Wer war informiert über die Stationierung der Atomraketen?
Prof. Christhard Schrenk im Gespräch mit Alfred Huber und Marianne Keller während der Wissenspause
Schrenk: Jetzt kommen wir auf das Thema „Atomraketen in Heilbronn“ zu sprechen. Bekanntlich wurden schon ab 1977 Pershing Ia Atomraketen auf der Waldheide stationiert. Das war öffentlich bekannt. Das war auch kaum umstritten. Bei den Pershing II-Raketen war das anders. Hier wurde von oben versucht, deren Stationierung auf der Waldheide geheim zu halten. Und dann ist die Situation eskaliert. Kann man sagen, dass die Geheimniskrämerei zur Eskalation beigetragen hat?
Huber: Das hat natürlich schon eine große Rolle gespielt. Es gab ja damals noch kein Internet, in dem man recherchieren konnte. Aber ich habe mich intensiv um das Thema gekümmert und auch in Weinsberg bei der Volkshochschule einen Vortrag über die Zahl der Raketen gehalten, die nach Heilbronn kommen sollten: 36. Das wusste bis dahin noch keiner. Es war wichtig, dass man auch Fakten verbreiten konnte.

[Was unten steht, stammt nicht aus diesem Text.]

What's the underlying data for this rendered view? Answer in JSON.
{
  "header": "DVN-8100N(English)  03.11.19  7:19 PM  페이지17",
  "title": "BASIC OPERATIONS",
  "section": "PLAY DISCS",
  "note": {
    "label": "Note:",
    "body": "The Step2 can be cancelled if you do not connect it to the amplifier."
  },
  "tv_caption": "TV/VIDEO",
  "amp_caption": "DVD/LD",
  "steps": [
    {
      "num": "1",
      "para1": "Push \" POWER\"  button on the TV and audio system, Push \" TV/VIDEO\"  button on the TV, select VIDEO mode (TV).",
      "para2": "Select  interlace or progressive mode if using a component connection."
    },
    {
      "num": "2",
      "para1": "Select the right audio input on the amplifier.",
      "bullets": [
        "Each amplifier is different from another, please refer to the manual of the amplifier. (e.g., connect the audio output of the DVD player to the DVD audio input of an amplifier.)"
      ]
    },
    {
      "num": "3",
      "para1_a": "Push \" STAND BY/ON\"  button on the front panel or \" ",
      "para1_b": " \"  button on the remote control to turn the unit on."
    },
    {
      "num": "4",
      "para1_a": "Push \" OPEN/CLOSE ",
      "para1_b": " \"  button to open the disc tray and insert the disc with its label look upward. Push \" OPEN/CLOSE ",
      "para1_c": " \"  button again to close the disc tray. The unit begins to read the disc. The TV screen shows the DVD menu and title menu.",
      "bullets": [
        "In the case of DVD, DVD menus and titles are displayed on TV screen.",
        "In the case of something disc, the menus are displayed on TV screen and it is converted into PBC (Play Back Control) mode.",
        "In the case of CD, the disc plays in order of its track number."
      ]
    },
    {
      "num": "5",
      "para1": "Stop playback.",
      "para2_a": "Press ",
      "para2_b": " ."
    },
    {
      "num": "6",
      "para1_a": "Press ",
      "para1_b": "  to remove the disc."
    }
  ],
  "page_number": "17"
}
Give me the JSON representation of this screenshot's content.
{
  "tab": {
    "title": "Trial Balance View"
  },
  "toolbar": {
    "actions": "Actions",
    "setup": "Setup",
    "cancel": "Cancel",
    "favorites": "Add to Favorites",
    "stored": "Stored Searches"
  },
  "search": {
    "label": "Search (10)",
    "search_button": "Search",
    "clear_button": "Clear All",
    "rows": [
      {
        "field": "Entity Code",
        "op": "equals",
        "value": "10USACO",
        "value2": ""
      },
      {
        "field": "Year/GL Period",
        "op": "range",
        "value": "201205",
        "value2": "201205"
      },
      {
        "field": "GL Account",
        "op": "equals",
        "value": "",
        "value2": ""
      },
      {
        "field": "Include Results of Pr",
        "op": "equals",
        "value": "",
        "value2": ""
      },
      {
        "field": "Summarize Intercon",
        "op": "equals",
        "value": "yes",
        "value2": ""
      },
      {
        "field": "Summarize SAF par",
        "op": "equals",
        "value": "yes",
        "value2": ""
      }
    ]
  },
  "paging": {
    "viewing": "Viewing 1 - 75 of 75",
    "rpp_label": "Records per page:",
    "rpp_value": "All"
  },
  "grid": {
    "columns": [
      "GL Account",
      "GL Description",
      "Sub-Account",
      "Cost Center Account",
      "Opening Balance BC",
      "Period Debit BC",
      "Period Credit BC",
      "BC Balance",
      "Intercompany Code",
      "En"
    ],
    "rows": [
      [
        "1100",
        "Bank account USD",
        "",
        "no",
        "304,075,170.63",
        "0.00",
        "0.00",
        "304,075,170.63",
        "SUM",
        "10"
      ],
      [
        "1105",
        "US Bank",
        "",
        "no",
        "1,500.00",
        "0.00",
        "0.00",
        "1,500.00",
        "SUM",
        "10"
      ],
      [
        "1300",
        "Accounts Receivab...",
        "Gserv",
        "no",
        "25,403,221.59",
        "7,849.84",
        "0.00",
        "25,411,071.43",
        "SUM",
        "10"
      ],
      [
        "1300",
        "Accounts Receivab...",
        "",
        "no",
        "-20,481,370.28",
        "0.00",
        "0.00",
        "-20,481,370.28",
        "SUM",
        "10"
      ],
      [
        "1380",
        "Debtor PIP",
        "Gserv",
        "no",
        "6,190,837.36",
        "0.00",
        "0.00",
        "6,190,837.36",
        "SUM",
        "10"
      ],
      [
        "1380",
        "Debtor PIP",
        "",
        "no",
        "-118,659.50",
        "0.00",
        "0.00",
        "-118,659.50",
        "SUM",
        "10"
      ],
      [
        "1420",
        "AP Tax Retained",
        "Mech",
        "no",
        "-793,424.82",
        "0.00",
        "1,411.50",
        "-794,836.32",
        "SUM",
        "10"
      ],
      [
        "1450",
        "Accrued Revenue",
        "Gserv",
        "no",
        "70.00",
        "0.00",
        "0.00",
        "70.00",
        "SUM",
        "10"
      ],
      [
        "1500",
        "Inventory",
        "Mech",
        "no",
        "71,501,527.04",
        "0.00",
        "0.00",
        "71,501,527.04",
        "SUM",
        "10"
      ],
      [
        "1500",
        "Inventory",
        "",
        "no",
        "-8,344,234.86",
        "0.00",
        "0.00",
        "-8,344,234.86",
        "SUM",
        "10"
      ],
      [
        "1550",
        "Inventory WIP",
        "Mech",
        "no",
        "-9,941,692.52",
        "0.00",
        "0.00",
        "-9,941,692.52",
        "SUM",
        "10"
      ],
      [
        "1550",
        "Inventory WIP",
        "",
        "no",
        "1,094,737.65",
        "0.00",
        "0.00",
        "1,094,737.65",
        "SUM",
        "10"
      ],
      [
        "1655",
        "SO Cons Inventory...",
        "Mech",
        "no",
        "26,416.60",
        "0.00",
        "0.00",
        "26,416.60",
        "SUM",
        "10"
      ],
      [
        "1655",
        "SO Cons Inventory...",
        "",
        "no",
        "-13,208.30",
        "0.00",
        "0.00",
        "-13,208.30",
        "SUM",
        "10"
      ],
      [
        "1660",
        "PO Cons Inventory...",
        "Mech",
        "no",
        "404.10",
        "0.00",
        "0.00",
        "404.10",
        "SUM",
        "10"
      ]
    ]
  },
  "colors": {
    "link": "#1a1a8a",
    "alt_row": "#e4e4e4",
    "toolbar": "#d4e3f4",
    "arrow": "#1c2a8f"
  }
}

Schrenk: Am 30. März 1984 kamen die ersten neun Pershing II-Raketen von Mutlangen nach Heilbronn. Einen Tag vorher wurden der Oberbürgermeister, das Kreiswehrersatzamt und die Polizeidirektion offiziell von den Amerikanern informiert, dass die ersten Raketen „in Kürze“ auf der Waldheide eintreffen würden. Die Informierten wussten es also offiziell. Aber sie haben sich alle konsequent an die politisch vorgegebene Linie gehalten, nichts sagen zu dürfen. Trotzdem gab es natürlich immer Gerüchte, und im Grunde wussten die Interessierten von der Existenz der Atomraketen auf der Waldheide. Im Gemeinderat exponierten sich insbesondere der Grünen-Stadtrat Wolf Theilacker und der SPD-Fraktionsvorsitzende Friedrich Niethammer mit der Forderung nach einer Diskussion über die Stationierung von Atomwaffen auf der Waldheide. Oberbürgermeister Dr. Weinmann und vorher auch schon Oberbürgermeister Dr. Hoffmann lehnten diese Diskussionen immer ab, weil es die Vorgabe des Regierungspräsidiums gab, die besagte, dass es sich hierbei nicht um eine lokalpolitische, sondern um eine verteidigungspolitische Angelegenheit handele. SPD und Grüne wollten das nicht akzeptieren, denn es ging aus ihrer Sicht um Heilbronn und um todbringende Raketen auf dem Areal der Stadt.
Keller: Der Oberbürgermeister und die CDU haben sich gegen eine solche Debatte gesträubt. Allerdings war dann irgendwann der Druck der Bevölkerung groß. Und so kam es im Juli 1984 zu dem Beschluss im Gemeinderat mit 19 zu 18 Stimmen, also ganz knapp, dass die Raketen auf der Waldheide unerwünscht seien.
Schrenk: Der Beschluss lautete, dass die mit an Sicherheit grenzender Wahrscheinlichkeit auf der Waldheide vorhandenen Raketen unerwünscht sind. Es war aber nicht der Druck der Bevölkerung, sondern vielmehr eine juristische Entscheidung, die Oberbürgermeister Dr. Weinmann seine Haltung ändern ließ. Denn das Mannheimer Verwaltungsgericht entschied, dass eine Kommune, auf deren Gebiet Atomraketen stehen, sich durchaus damit befassen darf. In dieser Situation hat Weinmann seinen Widerstand aufgegeben und die Debatte zugelassen, die mit 19 zu 18 ausging.
Quelle: Schrenk, Christhard (Hg.): Die 1980er Jahre in Heilbronn. Erinnerungen, Erkenntnisse, Aktualität. Heilbronn 2020.